Giving efficiency the full throttle at NASCAR

CDW
NASCAR
3 min
CDW is a leading provider of information technology solutions, optimized business workflow and data capture systems for the auto racing company.

The NASCAR organization has long been synonymous with speed, agility and innovation. And so by extension, partnerships at NASCAR hold a similar reputation. One such partner for the organization has been CDW – a leading multi-brand provider of information technology solutions to businesses, government, education and healthcare customers in the United States, the United Kingdom and Canada. CDW provides a broad array of products and services ranging from hardware and software to integrated IT solutions such as security cloud hybrid infrastructure and digital experience. Customer need is the driving force at CDW, and the company helps clients by delivering integrated services solutions that maximize their technology investment. So how does CDW help their customers achieve their business goals? Troy Okerberg, Field Sales Manager - North Florida at CDW adds “We strive to provide our customers with full stack expertise, helping them design, orchestrate and manage technologies that drive their business outcomes.” 

NASCAR acquired International Speedway Corporation (ISC) in 2019, merging its operations into one, new company moving forward. The merger represents an important step forward for NASCAR as the sport creates a unified vision to embrace its long history of exciting, family-oriented racing experiences while developing strategic growth initiatives that will drive the passion of core fans and attract the next generation of race fans. CDW has been instrumental in bringing the two technology environments together to enable collaboration and efficiency as one organization. Starting with a comprehensive analysis of all of NASCAR’s vendors, CDW created a uniform data platform for the data center environment across the NASCAR-ISC organization.
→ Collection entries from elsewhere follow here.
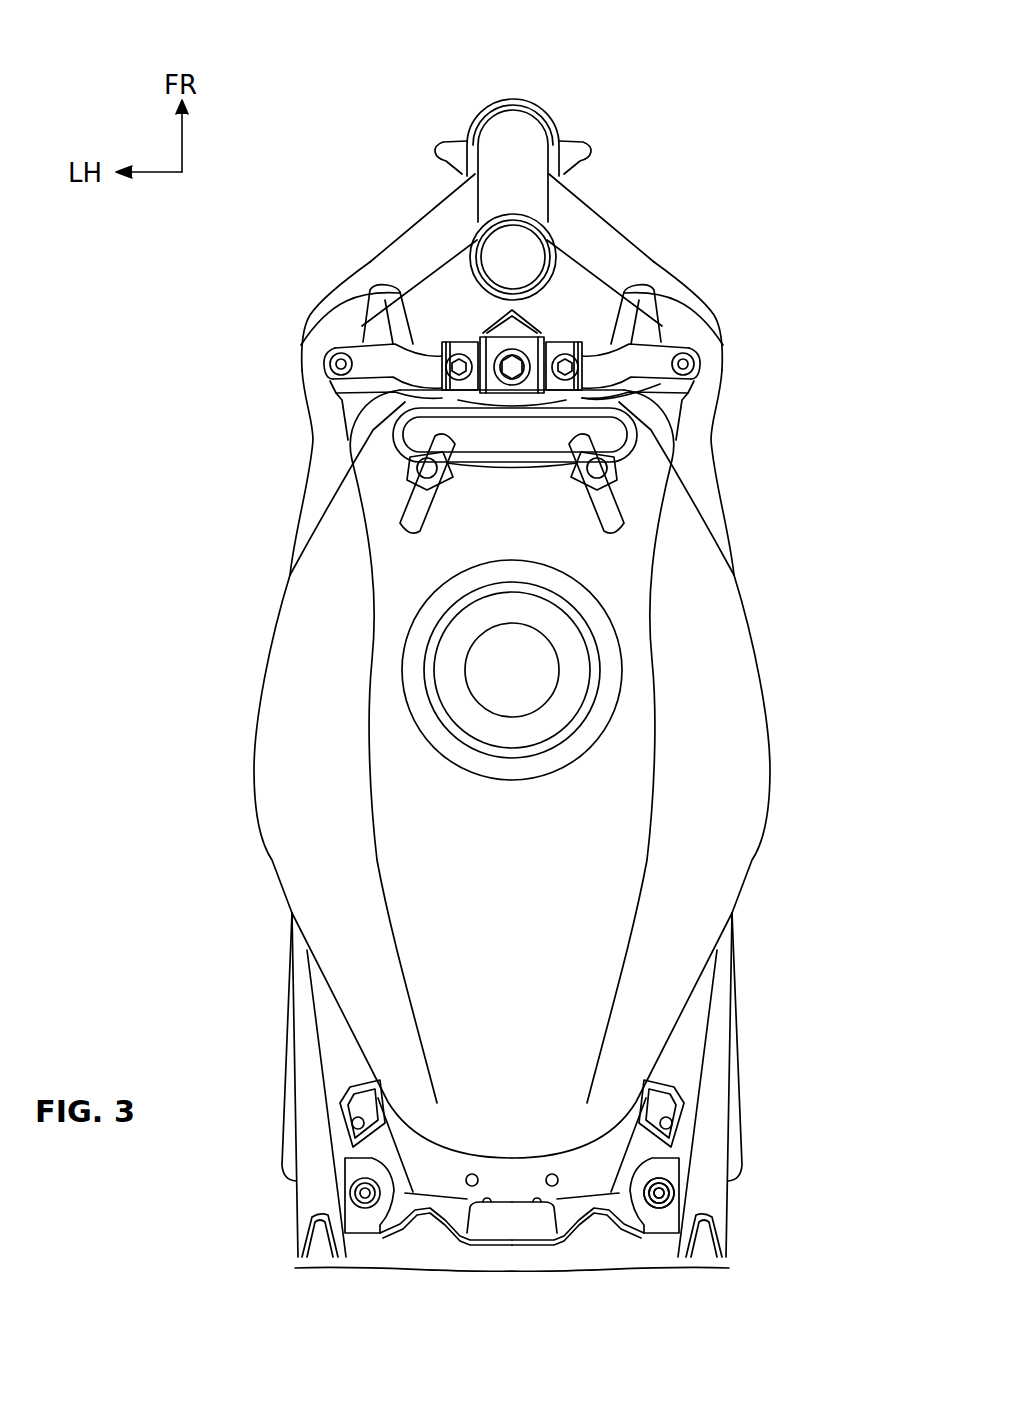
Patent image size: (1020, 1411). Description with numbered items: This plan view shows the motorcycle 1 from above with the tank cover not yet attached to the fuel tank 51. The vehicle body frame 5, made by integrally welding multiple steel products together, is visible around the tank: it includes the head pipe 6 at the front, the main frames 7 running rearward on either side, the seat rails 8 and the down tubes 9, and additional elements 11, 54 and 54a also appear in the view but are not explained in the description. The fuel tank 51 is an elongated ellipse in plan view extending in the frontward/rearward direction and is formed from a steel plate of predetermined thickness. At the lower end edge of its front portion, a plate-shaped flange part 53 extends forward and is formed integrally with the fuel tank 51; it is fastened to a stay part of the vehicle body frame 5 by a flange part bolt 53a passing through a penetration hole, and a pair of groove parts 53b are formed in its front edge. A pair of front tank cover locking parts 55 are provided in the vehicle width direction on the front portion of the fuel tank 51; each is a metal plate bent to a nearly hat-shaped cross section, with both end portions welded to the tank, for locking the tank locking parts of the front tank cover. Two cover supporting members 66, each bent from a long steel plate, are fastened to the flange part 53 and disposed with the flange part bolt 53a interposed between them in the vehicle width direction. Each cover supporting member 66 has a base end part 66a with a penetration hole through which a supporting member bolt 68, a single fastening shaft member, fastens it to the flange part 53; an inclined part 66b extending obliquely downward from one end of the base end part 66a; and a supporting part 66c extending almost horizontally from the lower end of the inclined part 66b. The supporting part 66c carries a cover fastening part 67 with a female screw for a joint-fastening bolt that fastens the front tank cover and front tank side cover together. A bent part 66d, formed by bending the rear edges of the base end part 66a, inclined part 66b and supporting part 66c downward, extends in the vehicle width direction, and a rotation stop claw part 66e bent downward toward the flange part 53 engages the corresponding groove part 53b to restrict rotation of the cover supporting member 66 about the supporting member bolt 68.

The motorcycle 1 is at (346, 90).
The vehicle body frame 5 is at (340, 228).
The head pipe 6 is at (510, 137).
The main frames 7 is at (304, 485).
The seat rails 8 is at (333, 1041).
The down tubes 9 is at (452, 223).
The rear frame member 11 is at (307, 1200).
The fuel tank 51 is at (470, 835).
The flange part 53 is at (565, 343).
The flange part bolt 53a is at (455, 345).
The groove parts 53b is at (452, 342).
The tank rear mounting portion 54 is at (340, 1180).
The tank rear mounting bolt 54a is at (684, 1180).
The front tank cover locking parts 55 is at (460, 497).
The cover supporting members 66 is at (373, 340).
The base end part 66a is at (642, 318).
The inclined part 66b is at (660, 348).
The supporting part 66c is at (662, 364).
The bent part 66d is at (350, 387).
The rotation stop claw part 66e is at (428, 318).
The cover fastening part 67 is at (330, 366).
The supporting member bolt 68 is at (452, 397).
The IT partner has also successfully merged the two native infrastructure systems together, while analyzing, consulting and providing an opportunity to merge Microsoft software licenses as well. 

2020 turned into a tactical year for both organizations with the onset of the pandemic and CDW has had to react quickly to the changing scenario. Most of the initial change included building efficiencies around logistics, like equipment needing to be delivered into the hands of end users who switched to a virtual working environment almost overnight. CDW’s distribution team worked tirelessly to ensure that all customers could still access the products that they were purchasing and needed for their organizations throughout the COVID timeframe. Okerberg adds that today, CDW continues to optimize their offering by hyper-localizing resources as well as providing need-based support based on the size and complexity of their accounts. Although CDW still operates remotely, the company commits to adapting to the changing needs of their clients, NASCAR in particular. Apart from the challenges that COVID-19 brought to the organization, another task that CDW had been handed was to identify gaps and duplicates in vendor agreements that the two former single-entity organizations had in place and align them based on services offered. CDW further helps identify and provide the best solution from a consolidation standpoint of both hardware and software clients so that the new merged organization is equipped with the best of what the industry has to offer.